Bez zbędnych słów, przechodzę do tego, co dziś dla Was zaplanowałam.Wypowiedzi kobiet, które podziwiam. Każda z nich jest inna, to jasne, ale jedno łączy je z pewnością-siła, moc i niezwykłe piękno.(Nie jedno, a trzy, ups)
Przede wszystkim - zmienia się z wiekiem. Szczególnie w okresie, gdy dziewczyna staje się właśnie kobietą. Kobiecość ma różne twarze. Dla mnie jest to odkrywanie siebie, własnego ciała i umysłu. Akceptacja, a tym samym tworzenie siebie i wprowadzanie czasem niewielkich zmian w kierunku poprawy własnego samopoczucia. To pragnienie bliskości i zrozumienia. Kobiecość to pielęgnacja, dbanie o własne ciało, ale też komfort psychiczny. Myśląc o kobiecości widzę kobietę, która jest twarda i silna, walczy o swoje, ale ma też chwile słabości i potrzebuje pomocy, kogoś kto sprawi, że nawet najgorsze chwile w życiu okażą się być tylko jednym z niezbyt bolesnych upadków. Kobiecość to troska, przede wszystkim o bliskich, a w przyszłości dzieci, rodzinę. To też poczucie młodości i witalności (często mimo już upływu wielu lat). Z pewnością jest to też niezwykła wiedza, którą każda z nas zdobywa wraz z wiekiem, a więc kobiecość to mądrość. Chęć zgłębiania wiedzy i świata, ambitność i upartość w dążeniu do celu. Jako, że uwielbiam 'spędzać czas w kuchni' i zadowalać podniebienia bliskich i samej siebie to uważam, że kobiecość to też zamiłowanie do gotowania/pieczenia itp., łączenia smaków, tworzenia niesamowitych, przynoszących potem w przyszłości wiele wspomnień dań, to chęć uszczęśliwienia bliskich jakąś potrawą, zaspokojenia ich naturalnych potrzeb pysznym daniem - nie mówię, że bez tego nie jest się kobiecym... Kobiecość - tworzenie czegoś z miłości, wkładanie serca w każdą wykonywaną czynność.

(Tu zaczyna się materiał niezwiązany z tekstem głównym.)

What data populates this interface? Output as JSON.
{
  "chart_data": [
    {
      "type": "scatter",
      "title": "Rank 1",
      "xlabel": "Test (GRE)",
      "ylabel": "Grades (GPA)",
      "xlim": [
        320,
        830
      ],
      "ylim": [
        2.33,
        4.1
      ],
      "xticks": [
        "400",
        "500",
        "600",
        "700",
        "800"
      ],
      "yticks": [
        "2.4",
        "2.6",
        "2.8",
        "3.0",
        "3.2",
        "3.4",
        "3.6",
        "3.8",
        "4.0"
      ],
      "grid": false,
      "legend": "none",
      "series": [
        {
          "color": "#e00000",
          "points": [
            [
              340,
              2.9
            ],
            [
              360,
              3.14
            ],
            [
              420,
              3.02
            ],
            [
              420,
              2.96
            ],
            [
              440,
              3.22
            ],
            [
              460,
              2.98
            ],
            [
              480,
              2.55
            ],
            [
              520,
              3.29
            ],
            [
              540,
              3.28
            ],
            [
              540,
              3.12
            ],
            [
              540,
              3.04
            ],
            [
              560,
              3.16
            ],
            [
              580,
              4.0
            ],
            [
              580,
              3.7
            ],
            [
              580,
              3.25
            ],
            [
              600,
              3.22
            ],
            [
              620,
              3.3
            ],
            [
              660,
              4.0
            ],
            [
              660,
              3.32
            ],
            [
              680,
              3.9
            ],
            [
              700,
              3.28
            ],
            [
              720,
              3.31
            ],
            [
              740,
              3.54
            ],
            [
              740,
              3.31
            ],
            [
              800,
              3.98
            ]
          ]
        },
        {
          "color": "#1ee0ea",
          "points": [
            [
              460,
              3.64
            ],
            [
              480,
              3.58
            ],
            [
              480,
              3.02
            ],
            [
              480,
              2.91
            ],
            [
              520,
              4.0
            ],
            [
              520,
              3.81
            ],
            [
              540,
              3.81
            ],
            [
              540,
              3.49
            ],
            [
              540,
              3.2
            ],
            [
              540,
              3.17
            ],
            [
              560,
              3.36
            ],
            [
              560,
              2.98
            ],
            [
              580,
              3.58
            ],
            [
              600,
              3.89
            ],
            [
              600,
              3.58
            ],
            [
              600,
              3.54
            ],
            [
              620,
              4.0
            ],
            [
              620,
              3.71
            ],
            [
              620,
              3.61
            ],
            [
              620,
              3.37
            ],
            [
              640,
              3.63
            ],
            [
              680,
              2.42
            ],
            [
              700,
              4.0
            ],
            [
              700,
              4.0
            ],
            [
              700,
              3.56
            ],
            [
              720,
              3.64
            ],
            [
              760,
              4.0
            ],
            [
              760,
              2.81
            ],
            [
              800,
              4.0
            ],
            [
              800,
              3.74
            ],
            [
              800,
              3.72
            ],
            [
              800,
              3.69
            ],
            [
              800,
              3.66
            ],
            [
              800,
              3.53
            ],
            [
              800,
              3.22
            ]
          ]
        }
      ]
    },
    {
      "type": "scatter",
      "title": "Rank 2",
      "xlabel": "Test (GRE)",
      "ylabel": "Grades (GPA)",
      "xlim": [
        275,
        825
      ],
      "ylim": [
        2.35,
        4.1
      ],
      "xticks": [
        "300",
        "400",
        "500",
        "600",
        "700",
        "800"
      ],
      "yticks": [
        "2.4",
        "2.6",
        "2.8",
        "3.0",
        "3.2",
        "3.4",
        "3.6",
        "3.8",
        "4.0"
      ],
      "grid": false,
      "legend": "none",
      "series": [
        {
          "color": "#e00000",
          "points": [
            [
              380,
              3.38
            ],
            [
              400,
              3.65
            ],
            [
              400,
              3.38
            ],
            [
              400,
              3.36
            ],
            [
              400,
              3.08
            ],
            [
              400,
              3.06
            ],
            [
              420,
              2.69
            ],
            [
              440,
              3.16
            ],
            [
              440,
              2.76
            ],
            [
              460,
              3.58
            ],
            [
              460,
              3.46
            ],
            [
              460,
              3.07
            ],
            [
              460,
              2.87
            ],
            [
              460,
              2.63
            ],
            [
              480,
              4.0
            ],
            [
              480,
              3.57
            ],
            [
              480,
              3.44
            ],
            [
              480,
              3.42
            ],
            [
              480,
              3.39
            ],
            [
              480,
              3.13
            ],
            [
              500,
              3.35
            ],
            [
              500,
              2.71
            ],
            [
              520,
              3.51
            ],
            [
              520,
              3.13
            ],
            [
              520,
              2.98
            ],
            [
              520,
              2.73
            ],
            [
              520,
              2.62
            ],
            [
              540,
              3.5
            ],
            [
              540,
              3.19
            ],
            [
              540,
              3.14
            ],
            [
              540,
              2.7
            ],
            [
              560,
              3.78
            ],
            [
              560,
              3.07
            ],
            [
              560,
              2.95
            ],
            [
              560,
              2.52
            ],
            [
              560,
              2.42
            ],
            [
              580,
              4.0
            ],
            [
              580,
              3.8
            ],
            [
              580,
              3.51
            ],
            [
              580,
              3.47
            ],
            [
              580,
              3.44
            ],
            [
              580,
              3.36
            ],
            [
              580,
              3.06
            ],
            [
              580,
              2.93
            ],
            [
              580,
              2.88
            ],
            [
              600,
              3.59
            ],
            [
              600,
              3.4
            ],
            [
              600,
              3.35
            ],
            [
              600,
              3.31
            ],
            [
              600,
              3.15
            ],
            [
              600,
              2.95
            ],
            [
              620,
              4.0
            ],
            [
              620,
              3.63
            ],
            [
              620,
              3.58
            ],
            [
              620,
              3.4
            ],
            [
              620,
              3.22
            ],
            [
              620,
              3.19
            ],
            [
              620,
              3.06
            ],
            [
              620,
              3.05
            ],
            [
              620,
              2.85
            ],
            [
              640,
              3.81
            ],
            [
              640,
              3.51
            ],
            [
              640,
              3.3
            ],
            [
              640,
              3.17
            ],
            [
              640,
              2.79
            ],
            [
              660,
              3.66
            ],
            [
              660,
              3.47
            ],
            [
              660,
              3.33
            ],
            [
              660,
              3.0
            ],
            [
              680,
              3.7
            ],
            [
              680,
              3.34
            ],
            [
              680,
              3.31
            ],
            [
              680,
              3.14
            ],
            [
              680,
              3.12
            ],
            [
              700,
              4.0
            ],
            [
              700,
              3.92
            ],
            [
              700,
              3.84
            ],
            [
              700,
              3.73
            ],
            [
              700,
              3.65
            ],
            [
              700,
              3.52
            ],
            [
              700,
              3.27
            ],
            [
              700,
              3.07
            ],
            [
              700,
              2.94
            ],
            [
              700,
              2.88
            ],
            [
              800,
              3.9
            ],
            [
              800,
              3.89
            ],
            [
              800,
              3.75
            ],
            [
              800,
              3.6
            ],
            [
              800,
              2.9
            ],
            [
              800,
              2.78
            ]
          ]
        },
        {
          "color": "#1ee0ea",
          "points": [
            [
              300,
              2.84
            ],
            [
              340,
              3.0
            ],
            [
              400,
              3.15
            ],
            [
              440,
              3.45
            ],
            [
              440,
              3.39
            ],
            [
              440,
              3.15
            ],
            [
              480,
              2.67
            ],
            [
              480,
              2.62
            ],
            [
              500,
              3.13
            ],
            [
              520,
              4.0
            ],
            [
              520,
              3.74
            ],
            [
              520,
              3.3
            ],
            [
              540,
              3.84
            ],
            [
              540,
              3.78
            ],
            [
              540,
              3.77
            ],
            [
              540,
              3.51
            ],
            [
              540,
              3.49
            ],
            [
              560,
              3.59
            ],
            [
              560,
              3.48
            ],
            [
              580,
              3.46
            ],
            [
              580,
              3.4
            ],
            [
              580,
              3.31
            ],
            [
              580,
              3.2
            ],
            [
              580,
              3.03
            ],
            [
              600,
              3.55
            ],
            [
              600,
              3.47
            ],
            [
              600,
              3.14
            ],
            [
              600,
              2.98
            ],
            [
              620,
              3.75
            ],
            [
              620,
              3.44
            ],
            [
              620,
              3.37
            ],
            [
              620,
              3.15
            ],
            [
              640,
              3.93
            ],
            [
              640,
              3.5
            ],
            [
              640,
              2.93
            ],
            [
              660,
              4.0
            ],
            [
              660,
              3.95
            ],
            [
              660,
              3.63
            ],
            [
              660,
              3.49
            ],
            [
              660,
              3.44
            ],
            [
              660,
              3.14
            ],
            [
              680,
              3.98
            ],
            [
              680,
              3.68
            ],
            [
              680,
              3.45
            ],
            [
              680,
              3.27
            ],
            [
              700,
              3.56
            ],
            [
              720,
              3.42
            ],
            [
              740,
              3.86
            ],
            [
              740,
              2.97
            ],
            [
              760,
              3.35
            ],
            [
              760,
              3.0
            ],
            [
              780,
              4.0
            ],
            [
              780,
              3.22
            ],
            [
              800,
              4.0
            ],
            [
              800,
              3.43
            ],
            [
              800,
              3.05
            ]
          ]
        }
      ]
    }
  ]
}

Długo się zastanawiałam, jak ubrać w słowa to, co od dłuższego czasu chodzi mi po głowie. Jestem zdania, że to właśnie kobieta w największej części tworzy domową atmosferę i jest prawdziwą piastunką domowego ogniska. Bez znaczenia, czy mieszka sama, czy z mężem i czy ma dzieci, kreuje wokół siebie czarującą rzeczywistość. Kobiecość jest wrodzoną predyspozycją do dbałości o piękno na co dzień, pozujące się w pragnieniu porządku, radości z przygotowywania posiłków czy dekorowania wnętrza.
Kobiecość, oprócz powiązania z pięknem, kojarzy mi się z siłą. Jest to zupełnie inny rodzaj siły, niż fizyczna. Siła kobiety leży w jej wytrwałości w znoszeniu niedogodności, w cierpliwości i wrażliwości. Dzięki tym cechom kobieta umie zaopiekować się chorym i dzieckiem, często lepiej niż mężczyzna.
Kobiecość to dla mnie ciepłe, dobre serce, zawsze opiekuńcze i często wybaczające. To subtelność i zaradność. To pewność swojej wartości i swojego piękna, przy jednoczesnym zachowaniu pokory i niewymuszonej skromności.
Sądzę, że kobiecość trzeba w sobie odkryć i do niej dorosnąć, nauczyć się ją akceptować i nią emanować w odpowiedni sposób. Kiedy myślę o kobiecości, widzę pewną swoich poglądów, zadbaną kobietę, wiedzącą co chce osiągnąć, pozostając przy tym delikatną, ciepłą i inteligentną osobą.
Mary
Być kobietą. Słowa te, choć tak oczywiste, mają w sobie tajemnicę.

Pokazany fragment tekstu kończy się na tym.